Звуки вернулись вместе с оглушительным всплеском. Лешего на берегу не было. Майкл, Игорь и Муха уже мчались вниз прямо по щербатому склону к месту падения глыбы. Я поняла, что всё еще кричу, и Ниссо тоже. Мы переглянулись и понеслись по тропе. Каким-то образом я могла одновременно смотреть под ноги и видеть, как мальчики достигли реки, мечутся в ней, поскальзываясь на камнях, зовут Лешего, всматриваются в воду. Вдруг Муха вскрикнул и показал куда-то вперед по течению. Через пару минут я увидела, как они вытаскивают Лешего на другой берег, где чуть поодаль от реки был наш лагерь. Склон стал более пологим и ровным, и я, спрыгнув с тропы, чтобы срезать путь, с разгона вбежала в воду. Поскользнулась и упала, погрузившись на мгновение с головой, где-то на четвереньках, где-то ползком, сопротивляясь напористому бурному течению, выбралась на другой берег. Холодная вода вернула мне способность трезво мыслить. Я подумала, что Леший, наверное, захлебнулся, и инструкция по спасению утопающих, которую нам вдалбливали на уроках ОБЖ, кинолентой пронеслась у меня в голове. Ребята тащили Лешего подальше от реки – на каменистом берегу положить его было негде. Но каждая секунда была дорога.

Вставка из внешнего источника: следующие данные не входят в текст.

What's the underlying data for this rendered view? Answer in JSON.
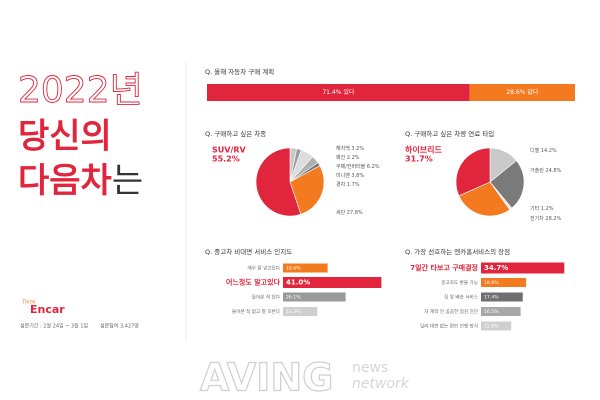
{
  "headline": {
    "year": "2022년",
    "line1": "당신의",
    "line2_red": "다음차",
    "line2_end": "는"
  },
  "logo": {
    "tagline": "Think",
    "name": "Encar"
  },
  "footer": {
    "period": "설문기간 : 2월 24일 ~ 3월 1일",
    "respondents": "설문참여 3,427명"
  },
  "watermark": {
    "brand": "AVING",
    "sub": "news",
    "network": "network"
  },
  "chart_data": [
    {
      "type": "stacked-bar",
      "title": "Q. 올해 자동차 구매 계획",
      "values": [
        71.4,
        28.6
      ],
      "value_labels": [
        "71.4% 있다",
        "28.6% 없다"
      ],
      "colors": [
        "#e1253c",
        "#f47a20"
      ]
    },
    {
      "type": "pie",
      "title": "Q. 구매하고 싶은 차종",
      "categories": [
        "해치백",
        "왜건",
        "쿠페/컨버터블",
        "미니밴",
        "경차",
        "세단",
        "SUV/RV"
      ],
      "values": [
        3.2,
        2.2,
        6.2,
        3.8,
        1.7,
        27.8,
        55.2
      ],
      "value_labels": [
        "3.2%",
        "2.2%",
        "6.2%",
        "3.8%",
        "1.7%",
        "27.8%",
        "55.2%"
      ],
      "colors": [
        "#c9c9c9",
        "#9a9a9a",
        "#dcdcdc",
        "#b0b0b0",
        "#777777",
        "#f47a20",
        "#e1253c"
      ],
      "highlight": 6
    },
    {
      "type": "pie",
      "title": "Q. 구매하고 싶은 차량 연료 타입",
      "categories": [
        "디젤",
        "가솔린",
        "기타",
        "전기차",
        "하이브리드"
      ],
      "values": [
        14.2,
        24.8,
        1.2,
        28.2,
        31.7
      ],
      "value_labels": [
        "14.2%",
        "24.8%",
        "1.2%",
        "28.2%",
        "31.7%"
      ],
      "colors": [
        "#c9c9c9",
        "#7a7a7a",
        "#e6e6e6",
        "#f47a20",
        "#e1253c"
      ],
      "highlight": 4
    },
    {
      "type": "hbar",
      "title": "Q. 중고차 비대면 서비스 인지도",
      "categories": [
        "매우 잘 알고있다",
        "어느정도 알고있다",
        "들어본 적 있다",
        "들어본 적 없고 잘 모른다"
      ],
      "values": [
        18.6,
        41.0,
        26.1,
        14.3
      ],
      "value_labels": [
        "18.6%",
        "41.0%",
        "26.1%",
        "14.3%"
      ],
      "colors": [
        "#f47a20",
        "#e1253c",
        "#9a9a9a",
        "#cfcfcf"
      ],
      "highlight": 1
    },
    {
      "type": "hbar",
      "title": "Q. 가장 선호하는 엔카홈서비스의 장점",
      "categories": [
        "7일간 타보고 구매결정",
        "중고차도 환불 가능",
        "집 앞 배송 서비스",
        "차 계약 전 꼼꼼한 점검 진단",
        "딜러 대면 없는 편안 진행 방식"
      ],
      "values": [
        34.7,
        18.8,
        17.4,
        16.5,
        12.6
      ],
      "value_labels": [
        "34.7%",
        "18.8%",
        "17.4%",
        "16.5%",
        "12.6%"
      ],
      "colors": [
        "#e1253c",
        "#f47a20",
        "#6f6f6f",
        "#a8a8a8",
        "#cfcfcf"
      ],
      "highlight": 0
    }
  ]
}
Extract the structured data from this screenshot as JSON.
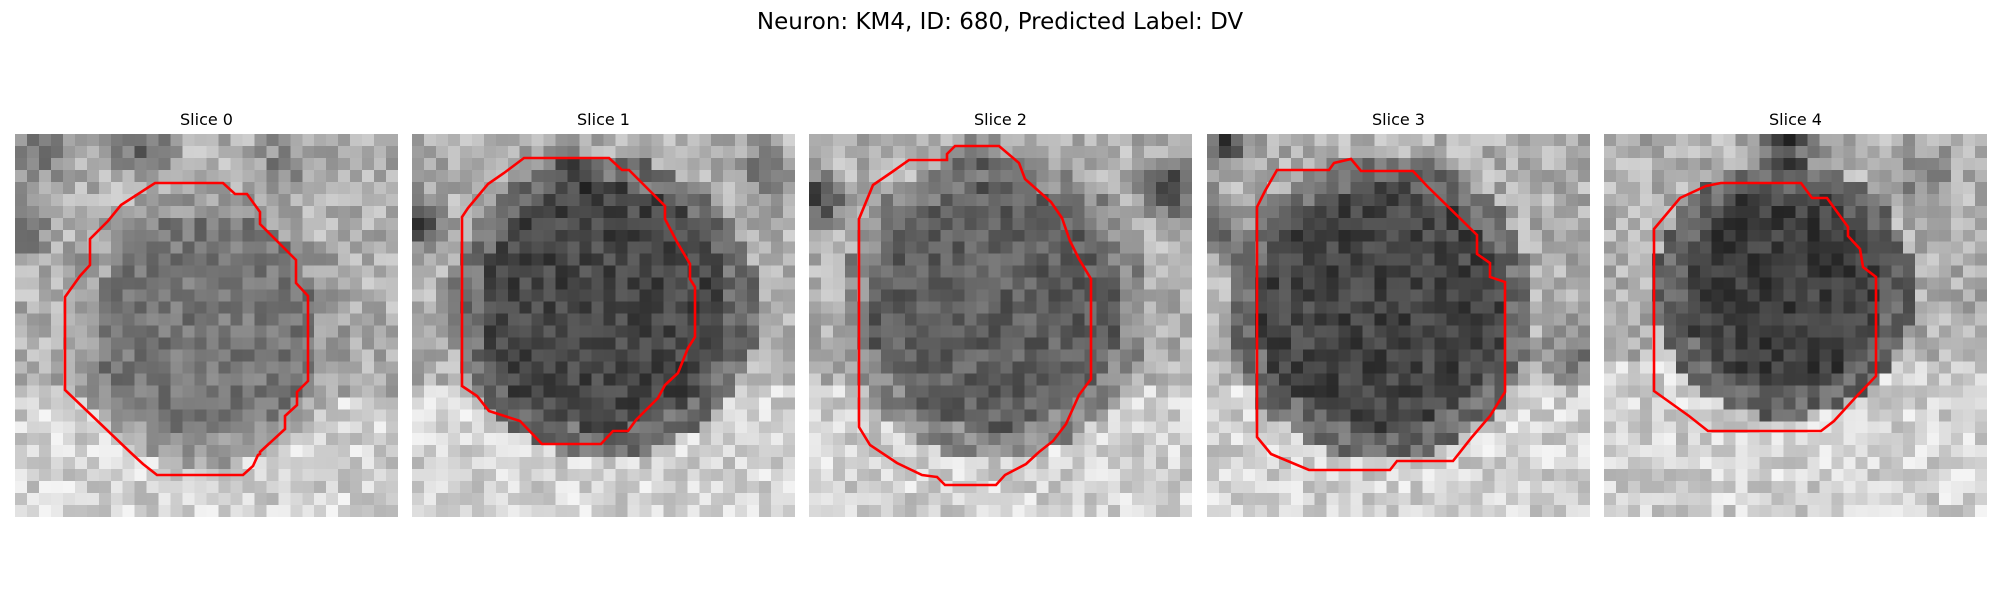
{
  "figure": {
    "title": "Neuron: KM4, ID: 680, Predicted Label: DV"
  },
  "slices": [
    {
      "label": "Slice 0"
    },
    {
      "label": "Slice 1"
    },
    {
      "label": "Slice 2"
    },
    {
      "label": "Slice 3"
    },
    {
      "label": "Slice 4"
    }
  ],
  "colors": {
    "contour": "#ff0000",
    "image_colormap": "grayscale"
  }
}
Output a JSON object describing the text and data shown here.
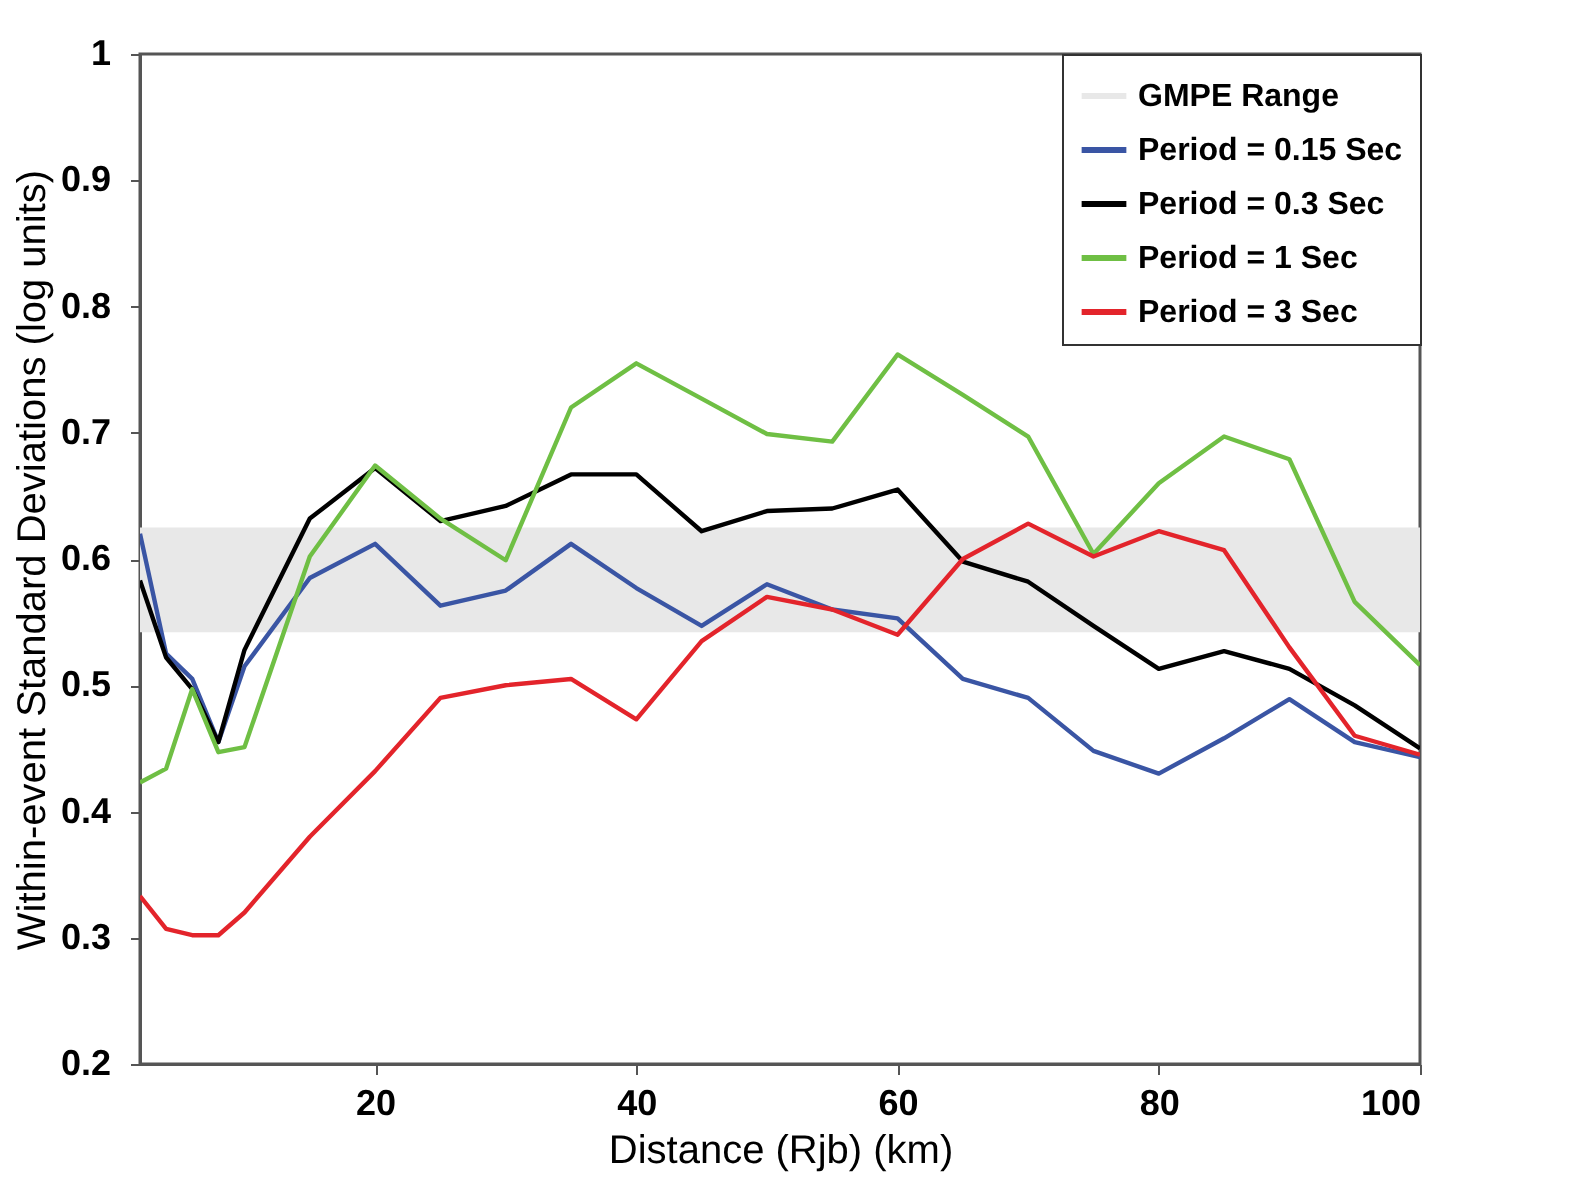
{
  "chart_data": {
    "type": "line",
    "xlabel": "Distance (Rjb) (km)",
    "ylabel": "Within-event Standard Deviations (log units)",
    "x": [
      2,
      4,
      6,
      8,
      10,
      15,
      20,
      25,
      30,
      35,
      40,
      45,
      50,
      55,
      60,
      65,
      70,
      75,
      80,
      85,
      90,
      95,
      100
    ],
    "xlim": [
      2,
      100
    ],
    "xticks": [
      20,
      40,
      60,
      80,
      100
    ],
    "ylim": [
      0.2,
      1
    ],
    "yticks": [
      0.2,
      0.3,
      0.4,
      0.5,
      0.6,
      0.7,
      0.8,
      0.9,
      1
    ],
    "grid": false,
    "legend": "top right",
    "line_style": "solid",
    "marker": "none",
    "bands": [
      {
        "axis": "y",
        "from": 0.542,
        "to": 0.625,
        "label": "GMPE Range",
        "color": "#e8e8e8"
      }
    ],
    "series": [
      {
        "name": "Period = 0.15 Sec",
        "color": "#3a55a4",
        "values": [
          0.62,
          0.525,
          0.505,
          0.455,
          0.515,
          0.585,
          0.612,
          0.563,
          0.575,
          0.612,
          0.577,
          0.547,
          0.58,
          0.56,
          0.553,
          0.505,
          0.49,
          0.448,
          0.43,
          0.458,
          0.489,
          0.455,
          0.443
        ]
      },
      {
        "name": "Period = 0.3 Sec",
        "color": "#000000",
        "values": [
          0.583,
          0.522,
          0.497,
          0.455,
          0.528,
          0.632,
          0.672,
          0.63,
          0.642,
          0.667,
          0.667,
          0.622,
          0.638,
          0.64,
          0.655,
          0.598,
          0.582,
          0.547,
          0.513,
          0.527,
          0.513,
          0.484,
          0.45
        ]
      },
      {
        "name": "Period = 1 Sec",
        "color": "#6fbf44",
        "values": [
          0.423,
          0.434,
          0.497,
          0.447,
          0.451,
          0.602,
          0.674,
          0.632,
          0.599,
          0.72,
          0.755,
          0.727,
          0.699,
          0.693,
          0.762,
          0.73,
          0.697,
          0.604,
          0.66,
          0.697,
          0.679,
          0.566,
          0.516
        ]
      },
      {
        "name": "Period = 3 Sec",
        "color": "#e3242b",
        "values": [
          0.333,
          0.307,
          0.302,
          0.302,
          0.32,
          0.38,
          0.432,
          0.49,
          0.5,
          0.505,
          0.473,
          0.535,
          0.57,
          0.56,
          0.54,
          0.6,
          0.628,
          0.602,
          0.622,
          0.607,
          0.53,
          0.46,
          0.445
        ]
      }
    ]
  }
}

– Муха, на колено его, на колено, – кричала я, стараясь перекрыть шум бурлящей воды. Тяжелая мокрая одежда мешала бежать, в ботинках хлюпало. Казалось, чёртовы камни никогда не кончатся.
Он обернулся на меня, не понимая, чего я хочу.
– На колено животом переверни… на колено… животом, – господи, кричала ли я так ещё когда-нибудь в жизни? Казалось, вместе со звуком из меня вылетают лёгкие.
Вроде понял, остановил ребят, встал на одно колено, а на другое уложил Лешего. Подбегая, я увидела, как вдруг побледнели стоявшие ко мне лицом Майкл и Игорь. Буквально стали пепельно-серыми. Заглянула через плечо Мухи. Леший лежал на его колене, обмякший, как тряпичная кукла. На затылке зияла огромная рана, из которой торчали клочья мокрых волос, осколки костей, между которых подрагивало что-то студенисто-розовое. «Разве оно не серое?» – равнодушно и буднично подумала я, сползая на землю.
***
Я раскачивалась и скулила, сидя на камне у траурно-черного кострища. Жалобно и одиноко как бездомный больной щенок. Так мне было немного легче, и я не знала, как перестать. Смутно помню, как ребята унесли Ромку, как Ниссо, заливаясь слезами уговаривала меня встать и пойти в лагерь. На мне всё ещё была мокрая одежда, я дрожала от холода и краем сознания понимала, что надо переодеться. Но я не могла пойти в палатку. Там в спальнике с перебинтованной головой лежал Ромка. Мёртвый.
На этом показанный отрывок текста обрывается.